Day two of blogging, and I already forgot my password...typical Magen.
I remember when I was much younger, my mother would get incredibly frustrated with us and go to a different room and scream. She didn't scream at us, or scream any words...she would just scream out of sheer frustration. I was never scared by these sudden outbursts since Lauren and I usually caused them...but I never quite understood them. Now, I completely understand why she was venting! Children are so incredibly frustrating. You love them as much as you are angered by them, and you experience such a crazy mix of emotions.
Before I had Addi, no one told me "hey, there are some days your are going to want to lock yourself in the bathroom and hope your kids don't find you." Don't get me wrong, I love my kids to death. I believe everyone knows that by now, but there are days when I don't know why God decided to test my patience like he has.
I have also learned that the more intellegent your child is, the more frustrating it can be to parent them. I made it a stead-fast rule that no one was allowed to use 'baby-talk' around Addi. Everyone was to speak to her as they would any other adult; therefore, Addi now speaks as an adult would speak. It is so hard to lie to her, or to make things up just to not have to deal with 'why, why, why,' because she will call me out every single time.
Typical Addi/Mommy conversation:
(sitting at the bank drive-through, trying to avoid getting a sucker because suckers=unecessary sugar)

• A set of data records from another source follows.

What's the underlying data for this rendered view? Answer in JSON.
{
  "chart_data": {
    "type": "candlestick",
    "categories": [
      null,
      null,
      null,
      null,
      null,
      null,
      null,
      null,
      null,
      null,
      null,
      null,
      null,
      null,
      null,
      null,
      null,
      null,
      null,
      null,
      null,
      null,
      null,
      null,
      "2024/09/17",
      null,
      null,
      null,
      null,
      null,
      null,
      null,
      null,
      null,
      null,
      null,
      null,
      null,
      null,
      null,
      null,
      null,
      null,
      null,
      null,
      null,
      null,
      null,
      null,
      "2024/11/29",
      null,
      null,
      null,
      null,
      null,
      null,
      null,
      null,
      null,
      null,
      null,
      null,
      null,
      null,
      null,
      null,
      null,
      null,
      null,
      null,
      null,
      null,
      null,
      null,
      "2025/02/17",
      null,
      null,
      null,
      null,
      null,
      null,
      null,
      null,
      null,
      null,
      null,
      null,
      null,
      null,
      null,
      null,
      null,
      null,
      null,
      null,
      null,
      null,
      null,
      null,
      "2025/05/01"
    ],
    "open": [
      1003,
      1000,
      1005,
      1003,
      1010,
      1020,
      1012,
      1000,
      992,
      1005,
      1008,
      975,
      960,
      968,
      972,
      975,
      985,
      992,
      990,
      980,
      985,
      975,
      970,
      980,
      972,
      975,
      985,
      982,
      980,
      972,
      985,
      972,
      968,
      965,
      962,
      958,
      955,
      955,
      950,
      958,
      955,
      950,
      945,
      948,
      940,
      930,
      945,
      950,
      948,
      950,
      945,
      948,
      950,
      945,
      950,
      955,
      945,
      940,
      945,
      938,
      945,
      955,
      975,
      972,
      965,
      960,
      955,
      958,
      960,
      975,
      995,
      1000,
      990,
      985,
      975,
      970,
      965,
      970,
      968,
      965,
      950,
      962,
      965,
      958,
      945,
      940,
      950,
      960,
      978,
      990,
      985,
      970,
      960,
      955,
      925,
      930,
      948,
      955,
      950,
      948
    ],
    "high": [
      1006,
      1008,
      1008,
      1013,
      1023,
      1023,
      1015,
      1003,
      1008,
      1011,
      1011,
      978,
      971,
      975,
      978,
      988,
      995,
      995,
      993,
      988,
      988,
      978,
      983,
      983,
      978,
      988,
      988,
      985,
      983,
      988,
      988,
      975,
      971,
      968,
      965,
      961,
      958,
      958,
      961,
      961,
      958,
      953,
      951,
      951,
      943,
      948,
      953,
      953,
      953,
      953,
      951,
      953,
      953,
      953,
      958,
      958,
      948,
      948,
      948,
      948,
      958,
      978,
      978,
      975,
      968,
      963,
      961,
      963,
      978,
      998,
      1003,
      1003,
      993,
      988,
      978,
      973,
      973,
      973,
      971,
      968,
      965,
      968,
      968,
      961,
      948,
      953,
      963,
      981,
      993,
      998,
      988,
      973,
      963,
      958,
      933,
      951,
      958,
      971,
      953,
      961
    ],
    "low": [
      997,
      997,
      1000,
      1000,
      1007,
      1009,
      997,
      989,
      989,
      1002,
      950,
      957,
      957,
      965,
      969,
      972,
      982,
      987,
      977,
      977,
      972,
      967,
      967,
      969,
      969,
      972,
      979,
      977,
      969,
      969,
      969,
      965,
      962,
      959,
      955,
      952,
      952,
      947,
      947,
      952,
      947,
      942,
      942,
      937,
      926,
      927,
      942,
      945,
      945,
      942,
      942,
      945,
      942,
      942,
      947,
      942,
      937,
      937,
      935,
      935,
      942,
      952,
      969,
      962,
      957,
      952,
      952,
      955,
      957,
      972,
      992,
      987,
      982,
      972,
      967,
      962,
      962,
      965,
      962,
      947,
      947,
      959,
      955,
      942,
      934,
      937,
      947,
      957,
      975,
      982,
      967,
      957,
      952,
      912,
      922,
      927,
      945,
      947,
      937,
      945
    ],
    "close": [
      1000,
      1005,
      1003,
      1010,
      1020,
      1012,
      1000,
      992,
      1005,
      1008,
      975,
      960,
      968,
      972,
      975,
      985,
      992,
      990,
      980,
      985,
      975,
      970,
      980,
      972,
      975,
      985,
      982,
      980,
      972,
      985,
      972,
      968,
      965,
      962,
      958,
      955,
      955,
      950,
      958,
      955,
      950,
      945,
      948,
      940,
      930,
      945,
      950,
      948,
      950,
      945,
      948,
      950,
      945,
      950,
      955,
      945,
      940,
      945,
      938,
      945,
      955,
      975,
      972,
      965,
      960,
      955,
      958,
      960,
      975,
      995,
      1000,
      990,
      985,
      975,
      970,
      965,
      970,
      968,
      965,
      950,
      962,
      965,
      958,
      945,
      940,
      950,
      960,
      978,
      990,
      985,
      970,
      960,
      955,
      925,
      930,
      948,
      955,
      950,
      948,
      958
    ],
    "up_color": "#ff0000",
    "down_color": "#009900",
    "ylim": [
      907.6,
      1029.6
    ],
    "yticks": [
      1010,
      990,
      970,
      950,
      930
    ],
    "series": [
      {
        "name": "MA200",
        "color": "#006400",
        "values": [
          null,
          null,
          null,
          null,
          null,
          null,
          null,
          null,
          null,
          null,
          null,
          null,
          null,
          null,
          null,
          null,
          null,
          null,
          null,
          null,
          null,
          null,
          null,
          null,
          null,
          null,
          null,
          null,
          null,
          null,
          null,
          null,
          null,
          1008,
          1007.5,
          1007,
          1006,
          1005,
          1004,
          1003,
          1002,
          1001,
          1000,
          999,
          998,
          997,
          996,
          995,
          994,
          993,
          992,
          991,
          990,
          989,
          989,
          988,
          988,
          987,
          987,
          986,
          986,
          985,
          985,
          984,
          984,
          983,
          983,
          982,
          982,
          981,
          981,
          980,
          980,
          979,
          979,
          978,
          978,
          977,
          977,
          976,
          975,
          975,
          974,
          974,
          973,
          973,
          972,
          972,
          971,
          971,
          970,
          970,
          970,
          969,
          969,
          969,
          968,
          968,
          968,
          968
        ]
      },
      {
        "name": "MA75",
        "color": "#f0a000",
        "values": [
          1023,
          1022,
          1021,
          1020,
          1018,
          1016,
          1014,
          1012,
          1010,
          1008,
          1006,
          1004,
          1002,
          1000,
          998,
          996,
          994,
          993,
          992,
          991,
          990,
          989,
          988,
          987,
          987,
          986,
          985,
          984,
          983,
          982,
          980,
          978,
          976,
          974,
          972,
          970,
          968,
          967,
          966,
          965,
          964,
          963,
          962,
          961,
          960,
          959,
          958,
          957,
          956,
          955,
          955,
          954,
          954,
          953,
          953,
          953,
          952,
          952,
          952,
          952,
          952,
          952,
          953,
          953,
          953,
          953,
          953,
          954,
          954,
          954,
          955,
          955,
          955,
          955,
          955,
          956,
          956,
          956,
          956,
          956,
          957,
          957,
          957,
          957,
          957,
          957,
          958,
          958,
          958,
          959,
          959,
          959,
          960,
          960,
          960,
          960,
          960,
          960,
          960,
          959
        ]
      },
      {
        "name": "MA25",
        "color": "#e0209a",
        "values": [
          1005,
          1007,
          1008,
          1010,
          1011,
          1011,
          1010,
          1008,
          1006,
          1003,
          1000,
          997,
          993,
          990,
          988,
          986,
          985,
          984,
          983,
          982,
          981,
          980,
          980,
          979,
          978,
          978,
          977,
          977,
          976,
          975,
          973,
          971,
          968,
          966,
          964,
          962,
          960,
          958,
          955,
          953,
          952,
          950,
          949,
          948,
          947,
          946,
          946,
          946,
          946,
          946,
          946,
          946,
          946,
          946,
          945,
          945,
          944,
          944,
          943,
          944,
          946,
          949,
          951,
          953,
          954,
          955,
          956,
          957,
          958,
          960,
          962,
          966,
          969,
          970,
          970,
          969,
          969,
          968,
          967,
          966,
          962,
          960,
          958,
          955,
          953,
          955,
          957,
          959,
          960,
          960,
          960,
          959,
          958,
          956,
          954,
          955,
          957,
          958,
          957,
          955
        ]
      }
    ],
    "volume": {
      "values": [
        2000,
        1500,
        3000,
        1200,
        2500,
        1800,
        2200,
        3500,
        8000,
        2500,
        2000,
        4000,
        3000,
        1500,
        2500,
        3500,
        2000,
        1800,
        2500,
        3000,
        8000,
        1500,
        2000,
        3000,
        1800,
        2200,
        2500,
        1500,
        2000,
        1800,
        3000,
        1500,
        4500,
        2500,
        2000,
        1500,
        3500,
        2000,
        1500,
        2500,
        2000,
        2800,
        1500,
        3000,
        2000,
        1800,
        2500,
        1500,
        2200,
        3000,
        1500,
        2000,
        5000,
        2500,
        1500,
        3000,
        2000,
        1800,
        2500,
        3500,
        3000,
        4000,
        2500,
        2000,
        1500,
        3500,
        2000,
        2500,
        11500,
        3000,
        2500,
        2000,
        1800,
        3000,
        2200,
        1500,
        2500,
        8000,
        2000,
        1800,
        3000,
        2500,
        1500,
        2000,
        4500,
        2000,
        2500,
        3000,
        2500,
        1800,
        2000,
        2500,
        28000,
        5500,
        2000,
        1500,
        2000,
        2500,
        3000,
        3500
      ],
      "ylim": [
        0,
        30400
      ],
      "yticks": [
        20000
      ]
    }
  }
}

Addi: ''mom, is she going to give me a sucker?''
Me: "no i don't think so, they don't have any today.''
Addi: ''why not?''
Me: ''uhm, well, the easter bunny took them all.''
Addi: ''no he didn't, it was already Easter.''
Me: ''he is preparing for next year.''
Addi: ''oh, hmmm...mom i don't think so.''
I always feel like I am being outsmarted by my two-year old! The worst is when I want to punish her, but I can't because what she did or said was so funny. I am too busy giggling or trying to hide my smile to actually consider a punishment.
Example:
Addi: ''where is freakin' Conner''
Me: (trying not to giggle) ''what did you just say''
Addi: ''i didn't say nothing''
Me: ''that was a double-negative, and you did in fact say something''
Addi: ''i said friggin' mom, i said friggin''
I'm apparently not stern enough to punish her in all needed circumstances. That is hard, but worse when I am trying not to laugh and I see Derrick trying not to laugh...that gets me everytime.
Kids are crazy, and they make their parents crazy. Parenthood is a wild ride. Maybe i'm just bi-polar, but i'm just speaking from personal experience. You never know what to expect from day to day, and that makes waking up every morning a tad bit scary and a little bit refreshing.
Oh, and a side note. I tell Addi every single day that she is either "so beautiful, talented, smart, or all three." Right before she went down for her nap today she came up to me nose-to-nose and whispered "mom, YOUR so beautiful." It literally made me squeal when she said that. She is wonderful!
I am raising two amazing children, who will grow up to be two amazing adults. I take my job very seriously!